First detailed analysis of Fermi/GBM data capturing burst activity and spectral properties of SGR J1550-5418 during its active episodes.

Findings

Detected ~450 bursts in 24 hours during peak activity

Identified a 150-second enhanced emission with pulsations at the neutron star's spin period

Measured the smallest hot spot size on a magnetar to date

Abstract

SGR J1550-5418 (previously known as AXP 1E 1547.0-5408 or PSR J1550-5418) went into three active bursting episodes in 2008 October and in 2009 January and March, emitting hundreds of typical Soft Gamma Repeater (SGR) bursts in soft gamma-rays.
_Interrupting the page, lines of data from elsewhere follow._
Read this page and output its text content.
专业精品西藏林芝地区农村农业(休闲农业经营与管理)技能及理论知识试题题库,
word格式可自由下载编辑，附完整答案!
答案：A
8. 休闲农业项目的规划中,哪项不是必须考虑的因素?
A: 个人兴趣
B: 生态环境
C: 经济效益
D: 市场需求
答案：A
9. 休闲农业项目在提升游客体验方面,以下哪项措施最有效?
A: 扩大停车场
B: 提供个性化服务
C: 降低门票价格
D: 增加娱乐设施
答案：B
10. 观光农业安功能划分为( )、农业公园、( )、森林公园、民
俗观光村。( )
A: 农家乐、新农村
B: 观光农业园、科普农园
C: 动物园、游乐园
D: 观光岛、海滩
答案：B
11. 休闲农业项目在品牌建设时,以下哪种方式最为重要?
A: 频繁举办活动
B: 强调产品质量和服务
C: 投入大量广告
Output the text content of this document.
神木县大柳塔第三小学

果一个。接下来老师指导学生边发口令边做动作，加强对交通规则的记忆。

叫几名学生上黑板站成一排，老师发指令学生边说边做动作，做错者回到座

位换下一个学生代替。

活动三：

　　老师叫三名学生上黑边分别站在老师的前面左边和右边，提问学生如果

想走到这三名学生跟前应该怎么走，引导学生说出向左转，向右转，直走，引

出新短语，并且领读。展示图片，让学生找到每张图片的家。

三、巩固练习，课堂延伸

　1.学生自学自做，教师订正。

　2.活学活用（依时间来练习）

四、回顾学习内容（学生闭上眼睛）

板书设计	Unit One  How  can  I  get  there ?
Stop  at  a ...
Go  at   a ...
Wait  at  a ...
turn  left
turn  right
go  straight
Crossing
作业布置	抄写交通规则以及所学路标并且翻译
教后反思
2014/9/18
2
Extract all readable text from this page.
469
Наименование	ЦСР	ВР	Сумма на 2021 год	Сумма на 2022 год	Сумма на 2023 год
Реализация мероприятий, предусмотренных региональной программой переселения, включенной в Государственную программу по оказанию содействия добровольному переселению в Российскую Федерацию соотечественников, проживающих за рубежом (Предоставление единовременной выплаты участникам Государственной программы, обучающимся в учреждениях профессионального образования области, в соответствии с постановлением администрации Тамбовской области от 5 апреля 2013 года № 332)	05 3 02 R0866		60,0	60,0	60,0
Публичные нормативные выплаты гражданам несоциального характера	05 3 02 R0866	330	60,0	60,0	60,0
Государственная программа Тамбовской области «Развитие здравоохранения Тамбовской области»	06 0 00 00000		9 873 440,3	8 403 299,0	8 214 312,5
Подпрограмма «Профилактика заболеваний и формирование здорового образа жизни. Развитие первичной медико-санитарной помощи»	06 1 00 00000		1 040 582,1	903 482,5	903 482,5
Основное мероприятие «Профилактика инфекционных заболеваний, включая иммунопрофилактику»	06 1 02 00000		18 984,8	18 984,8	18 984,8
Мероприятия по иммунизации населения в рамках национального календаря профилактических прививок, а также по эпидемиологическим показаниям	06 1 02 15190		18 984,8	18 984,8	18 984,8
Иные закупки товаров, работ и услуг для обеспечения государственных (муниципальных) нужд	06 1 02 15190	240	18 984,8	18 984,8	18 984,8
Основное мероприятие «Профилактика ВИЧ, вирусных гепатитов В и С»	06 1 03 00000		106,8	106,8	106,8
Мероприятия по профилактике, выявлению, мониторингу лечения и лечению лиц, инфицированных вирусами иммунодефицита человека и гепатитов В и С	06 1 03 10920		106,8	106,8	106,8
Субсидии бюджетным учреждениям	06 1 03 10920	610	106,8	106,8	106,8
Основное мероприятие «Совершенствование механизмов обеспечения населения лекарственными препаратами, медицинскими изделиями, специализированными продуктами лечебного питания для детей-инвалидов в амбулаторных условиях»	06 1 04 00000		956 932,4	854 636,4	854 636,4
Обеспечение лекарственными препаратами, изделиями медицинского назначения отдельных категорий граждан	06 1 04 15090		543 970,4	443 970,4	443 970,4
The second episode was especially intense, and our untriggered burst search on Fermi/GBM data (8-1000 keV) revealed ~450 bursts emitted over 24 hours during the peak of this activity. Using the GBM data, we identified a ~150-s-long enhanced persistent emission during 2009 January 22 that exhibited intriguing timing and spectral properties: (i) clear pulsations up to ~110 keV at the spin period of the neutron star (P ~ 2.07 s, the fastest of all magnetars), (ii) an additional (to a power-law) blackbody component required for the enhanced emission spectra with kT ~ 17 keV, (iii) pulsed fraction that is strongly energy dependent and highest in the 50-74 keV energy band. A total isotropic-equivalent energy emitted during this enhanced emission is estimated to be 2.9 x 10^{40} (D/5 kpc)^2 erg. The estimated area of the blackbody emitting region of ~0.046(D/5 kpc)^2 km^2 (roughly a few x 10^{-5} of the neutron star area) is the smallest "hot spot" ever measured for a magnetar and most likely corresponds to the size of magnetically-confined plasma near the neutron star surface.